The largest security risk of strings with & is an eval statement, any JSON could make the application insecure. I'm no security expert but if strings remain strings than you should be ok.

This is another way innerHTML is secure the unescaped string is on it's way to becoming html, so theres no risk of it running the javascript.

Answer 5

A very good read is http://benv.ca/2012/10/4/you-are-probably-misusing-DOM-text-methods/ which explains why the convention wisdom of using createTextNode is actually not secure at all.
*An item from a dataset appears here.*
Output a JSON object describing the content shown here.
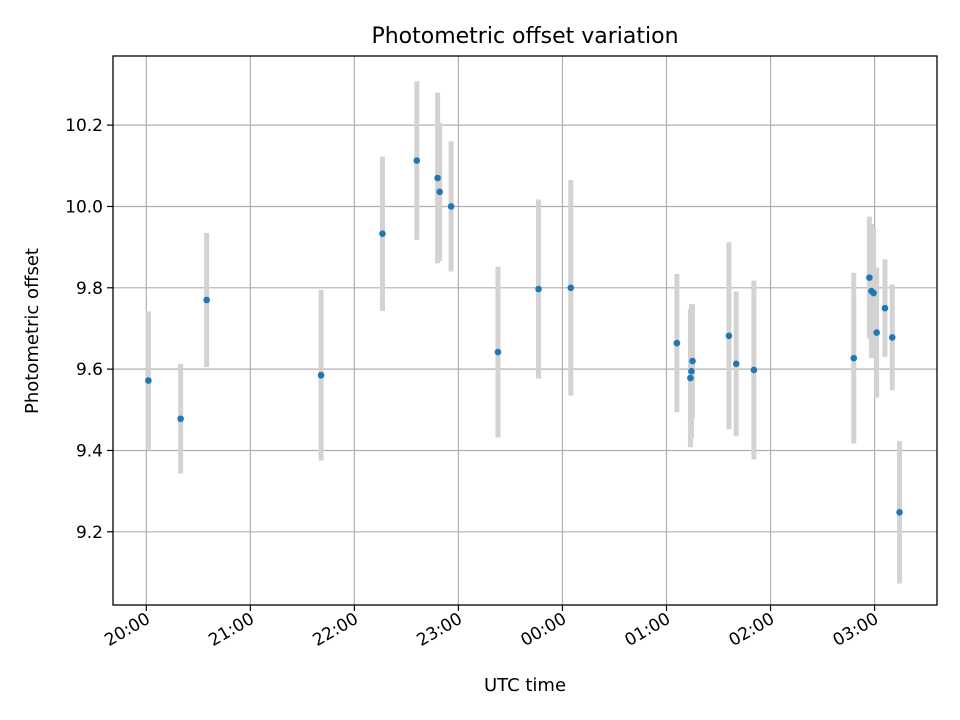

A representative example take from the article above of the risk:

function escapeHtml(str) {
    var div = document.createElement('div');
    div.appendChild(document.createTextNode(str));
    return div.innerHTML;
};

var userWebsite = '" onmouseover="alert(\'derp\')" "';
var profileLink = '<a href="' + escapeHtml(userWebsite) + '">Bob</a>';
var div = document.getElementById('target');
div.innerHtml = profileLink;
// <a href="" onmouseover="alert('derp')" "">Bob</a>

Answer 6

As long as your code is creating text nodes, the browser should NOT render anything harmful. In fact, if you inspect the generated text node's source using Firebug or the IE Dev Toolbar, you'll see that the browser is re-escaping the special characters.

give it a

"<script>"

and it re-escapes it to:

"<script>"

There are several types of nodes: Elements, Documents, Text, Attributes, etc.

The danger is when the browser interprets a string as containing script. The innerHTML property is susceptible to this problem, since it will instruct the browser to create Element nodes, one of which could be a script element, or have inline Javascript such as onmouseover handlers. Creating text nodes circumvents this problem.